Da sich der geltend gemachte Unterlassungsanspruch schon aus dem Verstoß gegen § 3a UWG ergibt, bedarf es keiner Entscheidung, ob daneben auch ein Erstverstoß gegen § 7 UWG vorliegt.

Entgegen der Auffassung des LG ist der Verstoß geeignet, die Interessen von Verbrauchern, sonstigen Marktteilnehmern oder Mitbewerbern spürbar zu beeinträchtigen. Spürbarkeit ist dann zu bejahen, wenn eine Beeinträchtigung der geschützten Interessen nicht nur theoretisch, sondern auch tatsächlich mit einer gewissen Wahrscheinlichkeit eintreten kann. Dabei sind die Umstände des Einzelfalls zu berücksichtigen.

Zutreffend stellte das LG einzig auf die Wirkung auf Besucher des Friedhofs ab und nicht auch auf die Interessen der Mitbewerber der Verfügungsbeklagten. Das Werbeverbot schützt die Trauernden vor einer Belästigung durch die Verfolgung kommerzieller Interessen, nicht aber die Mitbewerber davor, dass ein Wettbewerbsvorsprung durch einen Missbrauch des Friedhofs als "Messe" oder als "Leistungsschau" für Waren und Dienstleistungen für Beerdigungsleistungen erzielt wird.
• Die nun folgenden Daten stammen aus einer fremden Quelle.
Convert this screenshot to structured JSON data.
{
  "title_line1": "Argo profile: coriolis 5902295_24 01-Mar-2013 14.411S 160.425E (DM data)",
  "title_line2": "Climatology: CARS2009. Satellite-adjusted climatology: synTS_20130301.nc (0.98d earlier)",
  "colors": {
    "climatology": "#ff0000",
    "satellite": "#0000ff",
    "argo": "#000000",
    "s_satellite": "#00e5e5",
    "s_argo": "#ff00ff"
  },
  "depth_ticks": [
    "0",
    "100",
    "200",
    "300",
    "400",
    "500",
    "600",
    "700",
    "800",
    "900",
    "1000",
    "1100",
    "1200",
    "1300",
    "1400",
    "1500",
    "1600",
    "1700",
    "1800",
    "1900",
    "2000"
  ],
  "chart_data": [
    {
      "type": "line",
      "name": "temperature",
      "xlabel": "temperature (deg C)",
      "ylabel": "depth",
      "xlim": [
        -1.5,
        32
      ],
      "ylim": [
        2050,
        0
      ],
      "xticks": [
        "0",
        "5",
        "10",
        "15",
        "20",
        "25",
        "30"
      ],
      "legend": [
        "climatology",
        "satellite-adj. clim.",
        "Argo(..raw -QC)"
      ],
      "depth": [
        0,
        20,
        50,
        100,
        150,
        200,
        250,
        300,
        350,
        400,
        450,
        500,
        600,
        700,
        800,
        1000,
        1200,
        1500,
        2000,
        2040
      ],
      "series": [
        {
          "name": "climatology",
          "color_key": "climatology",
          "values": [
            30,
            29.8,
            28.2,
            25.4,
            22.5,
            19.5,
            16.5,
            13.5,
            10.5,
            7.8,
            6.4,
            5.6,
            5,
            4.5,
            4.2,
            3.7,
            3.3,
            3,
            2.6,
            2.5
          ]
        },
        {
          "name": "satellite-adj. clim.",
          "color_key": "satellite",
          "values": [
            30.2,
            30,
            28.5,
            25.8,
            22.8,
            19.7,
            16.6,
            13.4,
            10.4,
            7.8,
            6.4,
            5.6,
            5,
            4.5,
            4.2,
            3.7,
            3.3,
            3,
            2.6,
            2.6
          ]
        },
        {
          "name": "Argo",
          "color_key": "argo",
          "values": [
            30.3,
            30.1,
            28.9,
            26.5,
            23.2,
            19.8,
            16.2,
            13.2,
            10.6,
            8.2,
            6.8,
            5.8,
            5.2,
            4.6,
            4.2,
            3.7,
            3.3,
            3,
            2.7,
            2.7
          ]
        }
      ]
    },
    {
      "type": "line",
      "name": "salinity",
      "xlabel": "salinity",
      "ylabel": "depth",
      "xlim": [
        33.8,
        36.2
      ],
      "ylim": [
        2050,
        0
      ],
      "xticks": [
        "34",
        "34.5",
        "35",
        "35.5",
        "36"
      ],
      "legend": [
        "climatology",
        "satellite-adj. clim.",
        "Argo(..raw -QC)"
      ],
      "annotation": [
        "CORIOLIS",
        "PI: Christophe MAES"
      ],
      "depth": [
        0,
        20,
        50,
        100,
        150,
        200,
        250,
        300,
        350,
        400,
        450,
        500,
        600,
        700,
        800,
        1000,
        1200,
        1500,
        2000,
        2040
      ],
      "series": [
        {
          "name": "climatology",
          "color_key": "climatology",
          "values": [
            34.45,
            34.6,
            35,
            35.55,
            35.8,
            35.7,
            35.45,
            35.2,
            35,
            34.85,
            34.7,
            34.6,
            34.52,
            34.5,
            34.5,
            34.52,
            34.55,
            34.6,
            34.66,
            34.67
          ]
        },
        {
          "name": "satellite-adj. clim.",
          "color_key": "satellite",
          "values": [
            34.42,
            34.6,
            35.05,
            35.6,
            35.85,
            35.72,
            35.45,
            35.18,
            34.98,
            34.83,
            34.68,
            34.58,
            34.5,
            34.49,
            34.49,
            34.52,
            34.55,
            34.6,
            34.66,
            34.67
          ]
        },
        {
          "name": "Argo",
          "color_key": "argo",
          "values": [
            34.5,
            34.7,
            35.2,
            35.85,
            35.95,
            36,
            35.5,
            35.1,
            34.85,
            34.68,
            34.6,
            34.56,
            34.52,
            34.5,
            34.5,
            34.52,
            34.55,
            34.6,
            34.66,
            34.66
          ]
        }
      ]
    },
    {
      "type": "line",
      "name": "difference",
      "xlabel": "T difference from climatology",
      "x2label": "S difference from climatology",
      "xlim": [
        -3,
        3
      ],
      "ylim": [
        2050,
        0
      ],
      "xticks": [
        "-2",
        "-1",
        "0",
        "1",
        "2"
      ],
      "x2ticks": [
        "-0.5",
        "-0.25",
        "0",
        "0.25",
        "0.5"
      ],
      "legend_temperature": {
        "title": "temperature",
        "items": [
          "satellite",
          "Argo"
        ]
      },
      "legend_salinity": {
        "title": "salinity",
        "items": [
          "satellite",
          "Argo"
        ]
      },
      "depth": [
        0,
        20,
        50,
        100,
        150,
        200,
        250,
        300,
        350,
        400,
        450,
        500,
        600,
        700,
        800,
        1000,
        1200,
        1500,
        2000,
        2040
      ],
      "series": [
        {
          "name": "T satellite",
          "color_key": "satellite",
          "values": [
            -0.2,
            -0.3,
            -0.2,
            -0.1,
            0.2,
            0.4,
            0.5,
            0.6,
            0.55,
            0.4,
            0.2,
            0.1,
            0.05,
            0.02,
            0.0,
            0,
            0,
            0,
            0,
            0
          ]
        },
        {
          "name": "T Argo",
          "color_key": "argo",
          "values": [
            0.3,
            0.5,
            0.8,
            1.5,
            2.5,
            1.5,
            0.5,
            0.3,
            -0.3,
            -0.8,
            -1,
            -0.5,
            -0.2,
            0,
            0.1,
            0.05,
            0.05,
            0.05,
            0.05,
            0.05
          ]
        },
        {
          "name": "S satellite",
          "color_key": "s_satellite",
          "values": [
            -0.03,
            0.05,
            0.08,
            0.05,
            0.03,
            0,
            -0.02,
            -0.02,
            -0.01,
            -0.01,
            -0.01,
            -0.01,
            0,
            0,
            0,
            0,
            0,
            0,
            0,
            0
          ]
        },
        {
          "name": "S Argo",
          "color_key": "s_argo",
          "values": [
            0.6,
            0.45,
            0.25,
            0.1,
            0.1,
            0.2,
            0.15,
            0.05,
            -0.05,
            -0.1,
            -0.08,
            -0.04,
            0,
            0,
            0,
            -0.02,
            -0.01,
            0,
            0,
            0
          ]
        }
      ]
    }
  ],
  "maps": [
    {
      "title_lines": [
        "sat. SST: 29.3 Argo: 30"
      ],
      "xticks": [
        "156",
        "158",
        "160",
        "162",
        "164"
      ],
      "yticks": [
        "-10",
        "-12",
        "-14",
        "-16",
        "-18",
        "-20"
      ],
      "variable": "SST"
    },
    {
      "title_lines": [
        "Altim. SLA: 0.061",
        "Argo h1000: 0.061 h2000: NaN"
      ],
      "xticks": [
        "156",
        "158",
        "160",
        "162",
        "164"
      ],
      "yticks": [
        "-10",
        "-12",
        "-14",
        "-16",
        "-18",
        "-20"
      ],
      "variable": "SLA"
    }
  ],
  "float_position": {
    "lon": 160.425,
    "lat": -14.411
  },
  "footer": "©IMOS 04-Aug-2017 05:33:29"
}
Die Besucher des Friedhofs können sich auch schon dann in ihrer Trauer und ihrem Gedenken an die Verstorbenen von den Firmenschildern gestört fühlen, wenn die Werbung erst bei näherem Hinsehen als solche erkennbar ist. Anders als von den Verfügungsbeklagten dargestellt, ist das Schild auch nicht lediglich kaum wahrnehmbar, sondern erzeugt bei einer Größe von ca. 9 cm x 2 cm eine Anlockwirkung und ist - zumindest, wenn sich der Trauernde in unmittelbarer Nähe befindet - gut lesbar. Nicht maßgeblich ist, ob die Friedhofsverwaltung solche Kennzeichnungen - bis zur Größe eines Fünfmarkstücks - duldet. Für die Frage der Spürbarkeit ist es unerheblich, ob die Verwaltungsbehörde von einer Sanktionsmöglichkeit Gebrauch macht.